Consensus on Cassandra

Consensus, the agreement among peers on the value of a shared piece of data, is a core building block of Distributed systems. Cassandra supports consensus via the paxos protocol since 2.0. We often see out in the field folks using tools like ZooKeeper, etcd, and even redis!? to provide consensus among peers for different parts of their system. If you are using Cassandra and want to avoid adding Zookeeper, I'm going to show a simple approach solving a common use case for consensus: providing a leader election algorithm on top of Cassandra using Paxos.

The Data Model:

First let's create a lease table to track owners of things. A lease can be used to provide consensus on shared resources/setting and provides a mental model that's easy for developers to understand. A good read on this topic is Google's chubby paper.  Note, this approach assumes there are no bad actors in the system executing non standard CQL to the table. One way to ensure this is to use access controls on the table.

CREATE TABLE leases (
      name text PRIMARY KEY,
      owner text,
      value text
 ) with default_time_to_live = 180
 

Simple enough. A lease has a name, optional value and an owner. For clarity we'll keep the types as text. There is also a default TTL of 3 minutes. This TTL is used as a fail-safe to avoid deadlocking on a resource if an owner dies before revoking the lease.
This also gives us some notion of ephemeral values.

A client acquires a lease by issuing the following statement:

cqlsh:dev> INSERT INTO leases (name, owner) VALUES ('foo','client_unique_id_1') IF NOT EXISTS;


[applied]
 -----------
 True

If the lease already exists and is held by someone else we get back the existing data.

cqlsh:dev> INSERT INTO leases (name, owner) VALUES ('foo','client_unique_id_2') IF NOT EXISTS;


[applied]  | name | owner              | value
-----------+------+--------------------+-------
 False     | foo  | client_unique_id_1 | null

Once we have acquired the lease we know we have it for a max of 3 minutes before it's revoked. So we must periodically renew/KeepAlive the lease using the following CQL.
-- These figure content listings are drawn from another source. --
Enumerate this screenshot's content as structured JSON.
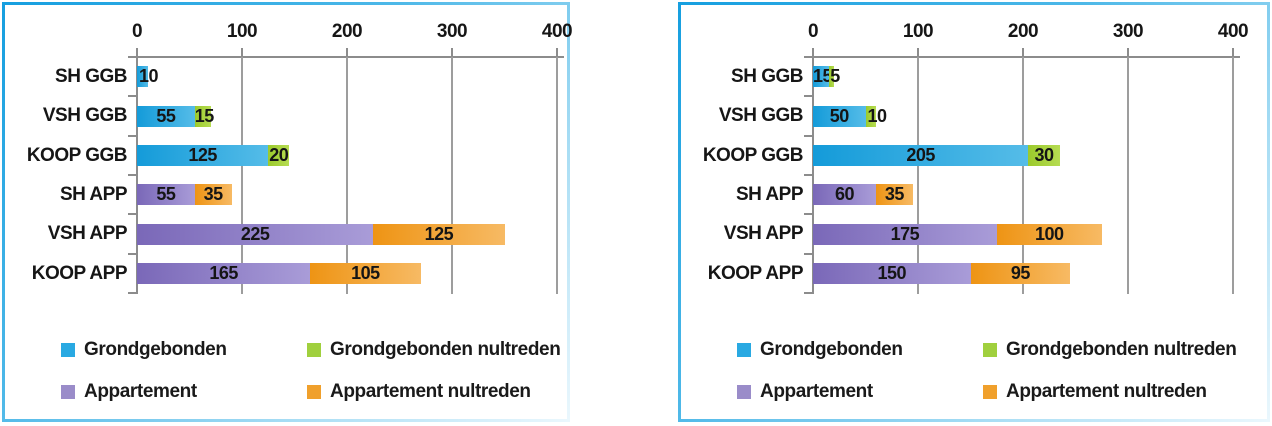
{
  "chart_data": [
    {
      "type": "bar",
      "orientation": "horizontal",
      "stacked": true,
      "title": "",
      "xlabel": "",
      "ylabel": "",
      "xlim": [
        0,
        400
      ],
      "axis_ticks": [
        "0",
        "100",
        "200",
        "300",
        "400"
      ],
      "grid": true,
      "legend_position": "bottom",
      "categories": [
        "SH GGB",
        "VSH GGB",
        "KOOP GGB",
        "SH APP",
        "VSH APP",
        "KOOP APP"
      ],
      "series": [
        {
          "name": "Grondgebonden",
          "values": [
            10,
            55,
            125,
            0,
            0,
            0
          ]
        },
        {
          "name": "Grondgebonden nultreden",
          "values": [
            0,
            15,
            20,
            0,
            0,
            0
          ]
        },
        {
          "name": "Appartement",
          "values": [
            0,
            0,
            0,
            55,
            225,
            165
          ]
        },
        {
          "name": "Appartement nultreden",
          "values": [
            0,
            0,
            0,
            35,
            125,
            105
          ]
        }
      ]
    },
    {
      "type": "bar",
      "orientation": "horizontal",
      "stacked": true,
      "title": "",
      "xlabel": "",
      "ylabel": "",
      "xlim": [
        0,
        400
      ],
      "axis_ticks": [
        "0",
        "100",
        "200",
        "300",
        "400"
      ],
      "grid": true,
      "legend_position": "bottom",
      "categories": [
        "SH GGB",
        "VSH GGB",
        "KOOP GGB",
        "SH APP",
        "VSH APP",
        "KOOP APP"
      ],
      "series": [
        {
          "name": "Grondgebonden",
          "values": [
            15,
            50,
            205,
            0,
            0,
            0
          ]
        },
        {
          "name": "Grondgebonden nultreden",
          "values": [
            5,
            10,
            30,
            0,
            0,
            0
          ]
        },
        {
          "name": "Appartement",
          "values": [
            0,
            0,
            0,
            60,
            175,
            150
          ]
        },
        {
          "name": "Appartement nultreden",
          "values": [
            0,
            0,
            0,
            35,
            100,
            95
          ]
        }
      ]
    }
  ],
  "legend": {
    "items": [
      {
        "label": "Grondgebonden",
        "swatch": "#29a9e2",
        "gradient_from": "#149bd9",
        "gradient_to": "#55bce8"
      },
      {
        "label": "Grondgebonden nultreden",
        "swatch": "#a0d03e",
        "gradient_from": "#9bca2c",
        "gradient_to": "#b6dc52"
      },
      {
        "label": "Appartement",
        "swatch": "#9a8cc9",
        "gradient_from": "#7a68b8",
        "gradient_to": "#a99cd8"
      },
      {
        "label": "Appartement nultreden",
        "swatch": "#f0a02c",
        "gradient_from": "#ee9414",
        "gradient_to": "#f7ba64"
      }
    ]
  },
  "colors": {
    "panel_border_start": "#169fe0",
    "panel_border_end": "#eaf7fd",
    "axis_line": "#8c8c8c",
    "gridline": "#9d9d9d",
    "label_text": "#161616"
  }
}
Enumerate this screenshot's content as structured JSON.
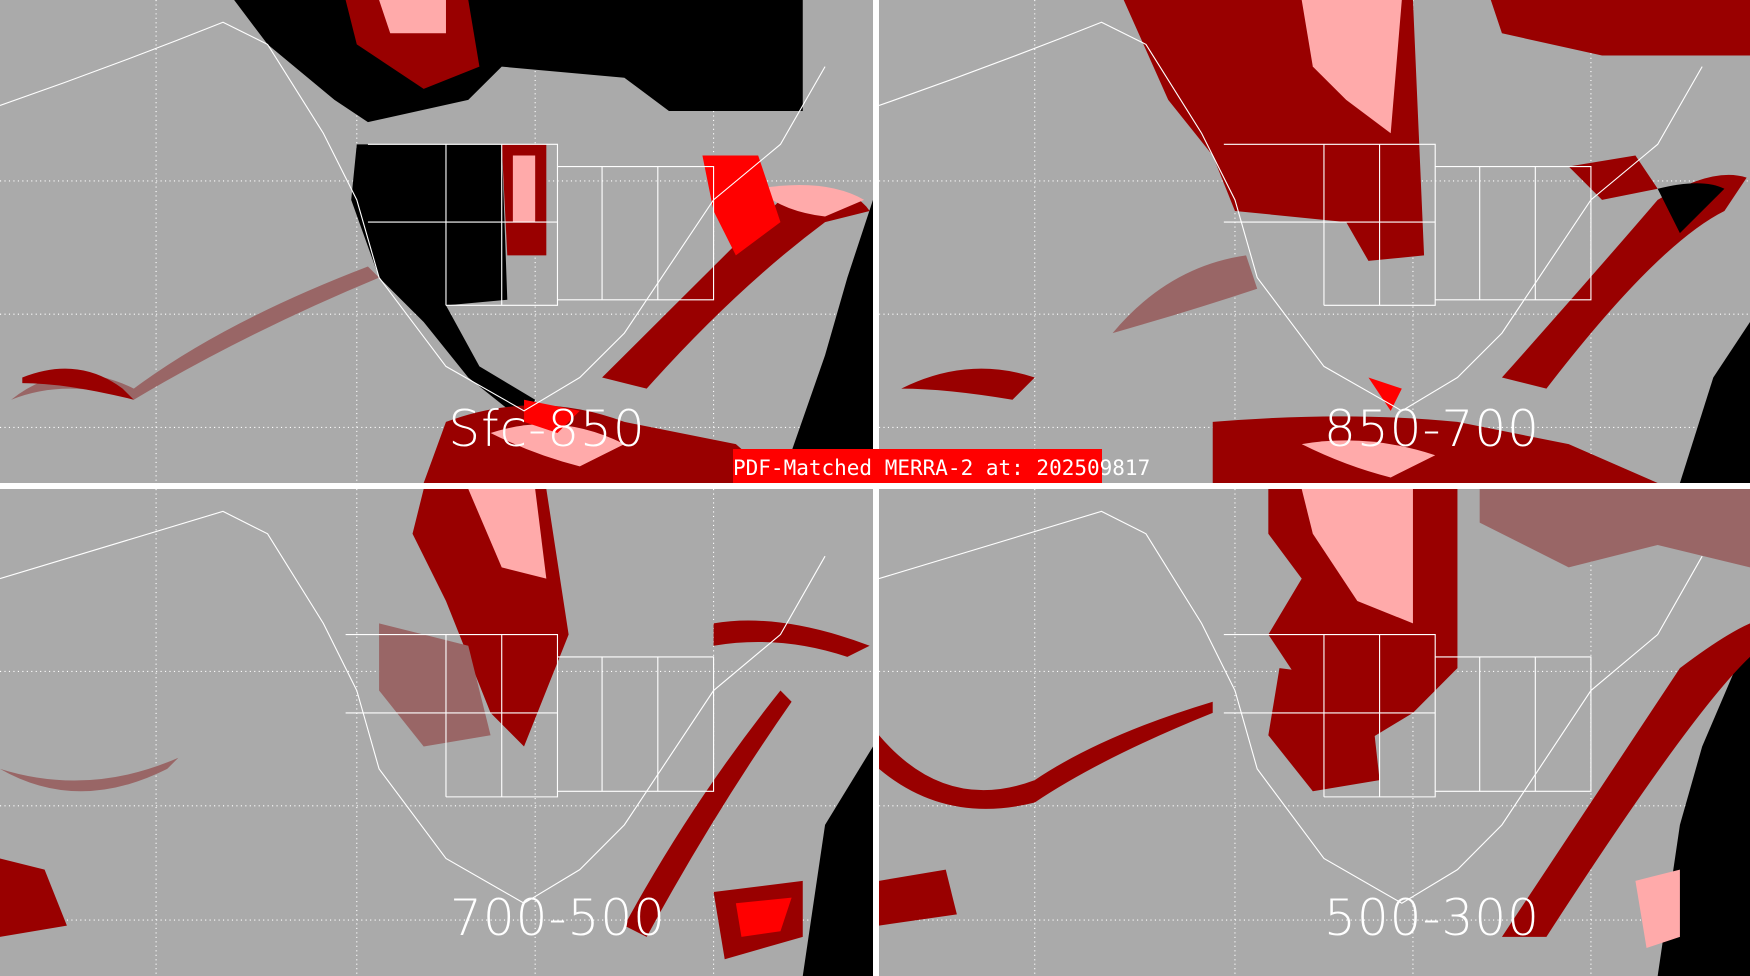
{
  "title": "PDF-Matched MERRA-2 at: 202509817",
  "panels": [
    {
      "label": "Sfc-850"
    },
    {
      "label": "850-700"
    },
    {
      "label": "700-500"
    },
    {
      "label": "500-300"
    }
  ],
  "colors": {
    "background": "#aaaaaa",
    "dark_red": "#990000",
    "red": "#ff0000",
    "pink": "#ffaaaa",
    "mauve": "#996666",
    "no_data": "#000000",
    "coastlines": "#ffffff",
    "title_box": "#ff0000"
  }
}
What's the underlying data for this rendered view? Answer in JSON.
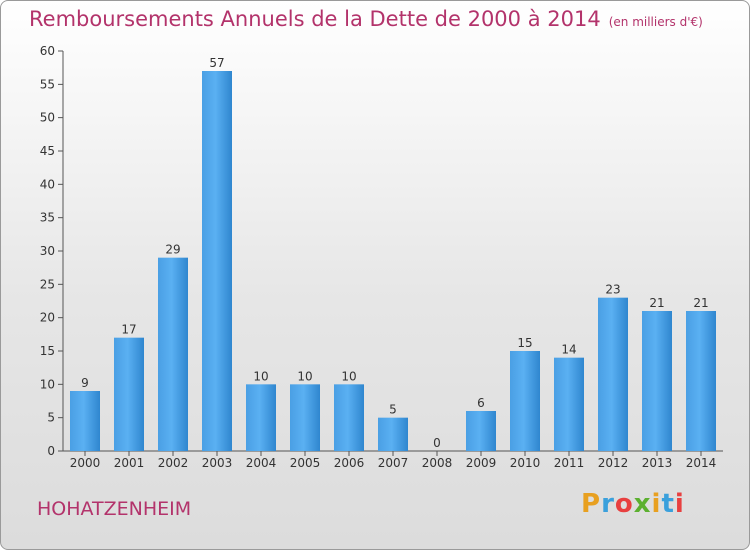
{
  "title": "Remboursements Annuels de la Dette de 2000 à 2014",
  "unit": "(en milliers d'€)",
  "commune": "HOHATZENHEIM",
  "logo": {
    "letters": [
      "P",
      "r",
      "o",
      "x",
      "i",
      "t",
      "i"
    ],
    "colors": [
      "#e8a020",
      "#3aa0dc",
      "#e84040",
      "#5cb030",
      "#e8a020",
      "#3aa0dc",
      "#e84040"
    ]
  },
  "colors": {
    "bar": "#3b8fd6",
    "bar_light": "#5aaef0",
    "title": "#b3336b"
  },
  "chart_data": {
    "type": "bar",
    "title": "Remboursements Annuels de la Dette de 2000 à 2014",
    "xlabel": "",
    "ylabel": "",
    "categories": [
      "2000",
      "2001",
      "2002",
      "2003",
      "2004",
      "2005",
      "2006",
      "2007",
      "2008",
      "2009",
      "2010",
      "2011",
      "2012",
      "2013",
      "2014"
    ],
    "values": [
      9,
      17,
      29,
      57,
      10,
      10,
      10,
      5,
      0,
      6,
      15,
      14,
      23,
      21,
      21
    ],
    "ylim": [
      0,
      60
    ],
    "yticks": [
      0,
      5,
      10,
      15,
      20,
      25,
      30,
      35,
      40,
      45,
      50,
      55,
      60
    ],
    "grid": false
  }
}
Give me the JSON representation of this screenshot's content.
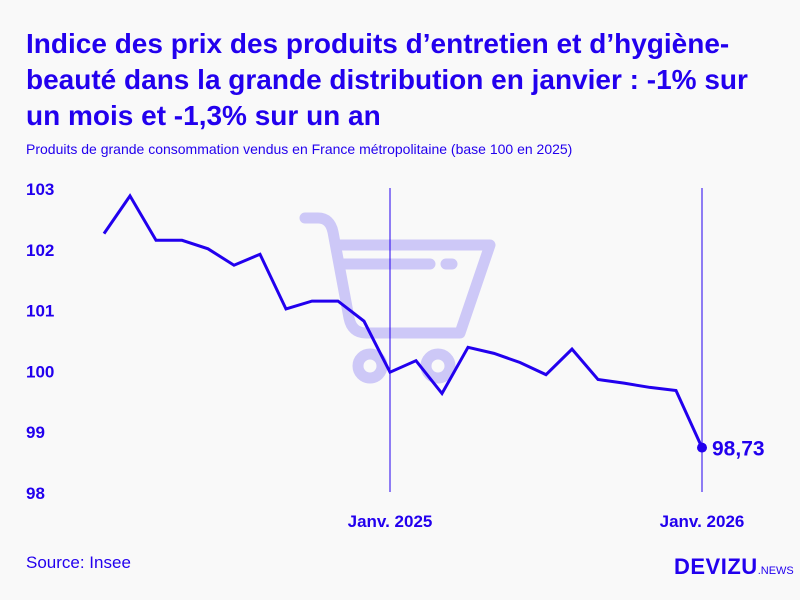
{
  "title": "Indice des prix des produits d’entretien et d’hygiène-beauté dans la grande distribution en janvier : -1% sur un mois et -1,3% sur un an",
  "subtitle": "Produits de grande consommation vendus en France métropolitaine (base 100 en 2025)",
  "source": "Source: Insee",
  "logo": {
    "main": "DEVIZU",
    "suffix": ".NEWS"
  },
  "colors": {
    "line": "#2200ee",
    "cart": "#cdc8f7",
    "background": "#f9f9f9"
  },
  "icons": {
    "watermark": "shopping-cart-icon"
  },
  "chart_data": {
    "type": "line",
    "title": "",
    "xlabel": "",
    "ylabel": "",
    "x": [
      "2024-02",
      "2024-03",
      "2024-04",
      "2024-05",
      "2024-06",
      "2024-07",
      "2024-08",
      "2024-09",
      "2024-10",
      "2024-11",
      "2024-12",
      "2025-01",
      "2025-02",
      "2025-03",
      "2025-04",
      "2025-05",
      "2025-06",
      "2025-07",
      "2025-08",
      "2025-09",
      "2025-10",
      "2025-11",
      "2025-12",
      "2026-01"
    ],
    "values": [
      102.25,
      102.87,
      102.14,
      102.14,
      102.0,
      101.73,
      101.91,
      101.01,
      101.14,
      101.14,
      100.81,
      99.97,
      100.16,
      99.62,
      100.38,
      100.28,
      100.13,
      99.93,
      100.35,
      99.85,
      99.79,
      99.72,
      99.67,
      98.73
    ],
    "ylim": [
      98,
      103
    ],
    "yticks": [
      "98",
      "99",
      "100",
      "101",
      "102",
      "103"
    ],
    "xticks": [
      {
        "x": "2025-01",
        "label": "Janv. 2025"
      },
      {
        "x": "2026-01",
        "label": "Janv. 2026"
      }
    ],
    "annotation": {
      "x": "2026-01",
      "label": "98,73"
    },
    "grid": false,
    "legend": "none"
  }
}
cqlsh:dev> UPDATE leases set owner = 'client_unique_id_1' where name = 'foo' IF owner = 'client_unique_id_1';

[applied]
 -----------
 True

If the lease was expired before the renewal happened and some new owner had leased it, the IF clause protects us from breaking protocol. Once we no longer need the lease we can explicitly drop it with the following CQL:

cqlsh:dev> DELETE FROM leases where name = 'foo' IF owner = 'client_unique_id_1';
[applied]
 -----------
 True

If, say, the client was garbage collecting and the lease expired before the delete was sent we avoid deleting someone else lease with this owner check.

Finally, to get the existing value of the lease we can read it with the following CQL:

cqlsh:dev> select writetime(owner), value, owner from leases where name = 'foo';


writetime(owner)  | value | owner
------------------+-------+--------------------
 1417455697411000 | null  | client_unique_id_1

Note, this needs to be executed with consistency level of SERIAL to ensure we get serialized view of the data.

The write timestamp returned from this query can be used by clients to figure out the time they should wait before polling again (take write time and add TTL time in milliseconds).

We didn't use the value column in this example but this column could be used to store things like the ip address and port number of the elected service.

Leader Elections:

We can elect leaders of things with this approach by having nodes that want to become master try to grab the lease on start. Cassandra will return the same result to all clients and the one that was elected master will renew the lease in the background every N seconds. The clients will poll to verify the master is still master.

If the master dies the clients will see the lease missing and wait for a new leader to be elected by the remaining participants.

Other types of consensus:

Using techniques like this it is also possible to build things like distributed locks and distributed sequences on top of Cassandra.  Google's chubby paper is, again, a good resource on how to design this kind of system.